The El Tiempo newspaper, whose managing editor, Francisco Santos, was kidnapped Wednesday night, said in a statement that the cartel had telephoned the editors to take responsibility for the three kidnappings and had read a communique.
According to the statement, cartel leaders who call themselves the "Extraditables," also rejected a recent government offer to not extradite to the United States traffickers who turn themselves in and confess their past crimes.
While newly elected President Cesar Gaviria made that offer, he has emphasized that he would not negotiate with the drug barons under any circumstances. He also has warned that if the cartel returned to terrorist tactics, which it recently suspended, he could rescind the offer on extradition.
"Not one, absolutely not one of us will turn ourselves in," El Tiempo quoted the Extraditables as saying. The cartel demanded "political treatment" similar to the negotiations underway with leftist rebel groups, not treatment as criminals.
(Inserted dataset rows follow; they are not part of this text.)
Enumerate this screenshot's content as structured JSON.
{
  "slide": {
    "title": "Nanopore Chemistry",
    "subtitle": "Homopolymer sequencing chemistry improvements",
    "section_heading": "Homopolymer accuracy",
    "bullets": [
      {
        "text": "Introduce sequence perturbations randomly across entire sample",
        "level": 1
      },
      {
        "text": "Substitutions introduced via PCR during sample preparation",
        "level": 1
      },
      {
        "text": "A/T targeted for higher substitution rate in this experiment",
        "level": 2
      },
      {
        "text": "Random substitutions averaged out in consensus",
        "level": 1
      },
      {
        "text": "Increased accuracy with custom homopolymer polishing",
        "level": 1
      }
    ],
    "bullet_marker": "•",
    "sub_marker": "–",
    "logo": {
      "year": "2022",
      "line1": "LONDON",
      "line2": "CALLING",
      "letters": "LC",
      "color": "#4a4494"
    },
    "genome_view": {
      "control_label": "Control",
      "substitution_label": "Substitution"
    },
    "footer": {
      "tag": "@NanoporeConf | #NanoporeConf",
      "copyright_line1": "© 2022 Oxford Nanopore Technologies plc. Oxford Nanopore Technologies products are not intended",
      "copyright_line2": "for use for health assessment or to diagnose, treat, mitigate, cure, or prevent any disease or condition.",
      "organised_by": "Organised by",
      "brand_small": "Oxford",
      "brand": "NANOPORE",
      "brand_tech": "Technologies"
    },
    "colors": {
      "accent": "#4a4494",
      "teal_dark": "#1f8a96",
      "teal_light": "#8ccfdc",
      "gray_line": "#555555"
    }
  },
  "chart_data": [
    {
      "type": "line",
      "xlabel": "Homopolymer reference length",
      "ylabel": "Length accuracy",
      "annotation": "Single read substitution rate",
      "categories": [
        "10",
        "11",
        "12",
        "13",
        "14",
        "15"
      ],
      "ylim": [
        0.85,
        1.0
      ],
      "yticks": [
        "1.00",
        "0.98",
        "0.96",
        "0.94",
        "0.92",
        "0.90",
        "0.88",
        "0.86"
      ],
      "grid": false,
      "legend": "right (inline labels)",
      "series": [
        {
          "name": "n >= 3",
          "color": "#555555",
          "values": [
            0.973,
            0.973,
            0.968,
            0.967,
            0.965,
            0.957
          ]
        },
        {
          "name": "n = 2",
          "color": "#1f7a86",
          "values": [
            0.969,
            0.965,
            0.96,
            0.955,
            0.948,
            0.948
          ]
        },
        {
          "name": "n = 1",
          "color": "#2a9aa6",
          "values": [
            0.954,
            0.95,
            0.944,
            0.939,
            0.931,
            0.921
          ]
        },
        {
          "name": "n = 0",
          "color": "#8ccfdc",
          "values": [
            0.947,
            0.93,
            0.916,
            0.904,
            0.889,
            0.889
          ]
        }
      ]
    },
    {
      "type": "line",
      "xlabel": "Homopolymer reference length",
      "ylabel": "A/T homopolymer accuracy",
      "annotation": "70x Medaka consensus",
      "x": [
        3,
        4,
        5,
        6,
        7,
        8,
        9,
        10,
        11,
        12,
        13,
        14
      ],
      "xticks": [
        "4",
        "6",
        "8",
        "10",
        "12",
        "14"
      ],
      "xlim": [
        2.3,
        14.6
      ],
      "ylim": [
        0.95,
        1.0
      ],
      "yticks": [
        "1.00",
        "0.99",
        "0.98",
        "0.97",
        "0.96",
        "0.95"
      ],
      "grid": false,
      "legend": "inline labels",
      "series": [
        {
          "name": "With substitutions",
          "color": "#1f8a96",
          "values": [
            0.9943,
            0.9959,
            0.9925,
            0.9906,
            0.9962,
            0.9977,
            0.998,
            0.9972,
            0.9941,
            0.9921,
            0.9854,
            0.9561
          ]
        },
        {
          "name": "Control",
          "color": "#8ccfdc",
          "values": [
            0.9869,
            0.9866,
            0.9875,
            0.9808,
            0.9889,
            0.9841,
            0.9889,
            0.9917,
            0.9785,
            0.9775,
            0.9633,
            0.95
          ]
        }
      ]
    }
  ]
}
The Extraditables placed no specific conditions or timetables for the release of the victims, El Tiempo said, but declared they were awaiting instructions from cartel leader Pablo Escobar "via fax from someplace in Central America."
Authorities said they do not believe Escobar has left the country. They said they had uncovered plans in Bogota, Medellin and Cali to kidnap other prominent personalities.
The Extraditables said they had paid members of the Marxist National Army of Liberation to carry out the abductions.
Santos, 28, managing editor and political columnist for El Tiempo, was taken from his armored jeep at about 7:30 p.m. Wednesday by three men who showed him police identification and asked him to get out, according to witnesses. His driver, who tried to shoot the attackers when it became clear it was a kidnapping, was shot dead.
Members of the Santos family are leaders of the governing Liberal Party and they own the newspaper. Francisco's father, Hernando, is the publisher.
An hour earlier, gunmen had forced Marina Montoya Perez to leave a restaurant at gunpoint and get into a waiting car. Montoya de Perez is the sister of German Montoya, who was former president Virgilio Barco's general secretary and is now ambassador to Canada.
The third person being held is Diana Turbay, a journalist who is the daughter of former president Julio Cesar Turbay. Turbay and five other journalists left Bogota Aug. 30 to interview a guerrilla group and none has been seen since.
The kidnappings came as Colombia was living through a period of relative peace. In their statment to the newspaper, the Extraditables said they were not weakened, and said the recent peace was "not due to anything that Gaviria has done, but what we have stopped doing."
The cartel declared a unilateral truce on July 27, suspending its year-long campaign of police assassinations and car bombs, which claimed more than 1,000 lives. Last December, the cartel kidnapped the relatives of several prominent citizens, and then released them three weeks later with a peace proposal.
On Tuesday, Jaime Rueda Rocha, the prime suspect in assassination of presidential candidate Luis Carlos Galan a year ago, escaped from the nation's maximum-security prison.
Authorities say that Rueda Rocha was given a false beard by a lawyer who visited him. Disguised, and with the apparent complicity of some prison guards, he walked out the front door to freedom. The prison director and 18 guards have been suspended pending a criminal investigation.
Also Tuesday, a judge freed five alleged collaborators of Medellin cartel leader Escobar. The five were arrested in July on one of Escobar's farms and were said by police to be part the cartel chieftain's principal security advisers.